Pollock was having terrible nightmares. One night he dreamed that he was standing
on a high structure and his brothers were trying to push him off. Another night he
dreamed that he was looking at a vacuum cleaner when suddenly it became one of Peggy
Guggenheim’s Lhasa terriers. The dog attacked him and made a hole in his stomach.

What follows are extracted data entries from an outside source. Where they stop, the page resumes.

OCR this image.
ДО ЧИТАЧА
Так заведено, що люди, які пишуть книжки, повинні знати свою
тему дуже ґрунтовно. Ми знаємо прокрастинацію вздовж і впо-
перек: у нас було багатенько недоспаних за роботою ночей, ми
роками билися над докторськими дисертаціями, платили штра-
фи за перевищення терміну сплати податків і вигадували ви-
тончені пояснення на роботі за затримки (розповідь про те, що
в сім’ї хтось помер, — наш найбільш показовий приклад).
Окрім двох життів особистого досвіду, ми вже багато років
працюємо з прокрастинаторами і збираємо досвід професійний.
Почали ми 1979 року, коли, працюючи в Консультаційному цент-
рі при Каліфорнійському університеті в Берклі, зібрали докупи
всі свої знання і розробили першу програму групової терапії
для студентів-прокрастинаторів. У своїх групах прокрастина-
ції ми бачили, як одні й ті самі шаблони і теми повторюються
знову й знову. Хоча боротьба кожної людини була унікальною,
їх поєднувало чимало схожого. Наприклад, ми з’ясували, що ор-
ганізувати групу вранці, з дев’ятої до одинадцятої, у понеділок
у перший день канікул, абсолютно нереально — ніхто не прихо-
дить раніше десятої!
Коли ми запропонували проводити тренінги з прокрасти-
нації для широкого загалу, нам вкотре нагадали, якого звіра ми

A third dream involved a car crash. “Two cars,” he wrote, “—the one I am driving rams
into the first car which my wife has left and run away from. Between the two wrecked
cars is a dead boy.”

Three days after Christmas, at ten o’clock at night, the East Hampton police station
was notified by telephone of an automobile accident in Springs. A patrolman was sent
to the scene. “Weather clear,” the police report begins. “Jackson Pollock . . . driving
a 1941 Cadillac Conv . . . went off North side of road, hitting three mailboxes (in
triangle of intersection) of Louse Point Road . . . hitting telephone pole #30 with
right front wheel, continuing on for 55 feet in a SW direction, hitting a tree head
on.”

The East Hampton Star
ran the story on page one. “Jackson Pollock, Artist, Wrecks Car, Escapes Injury.”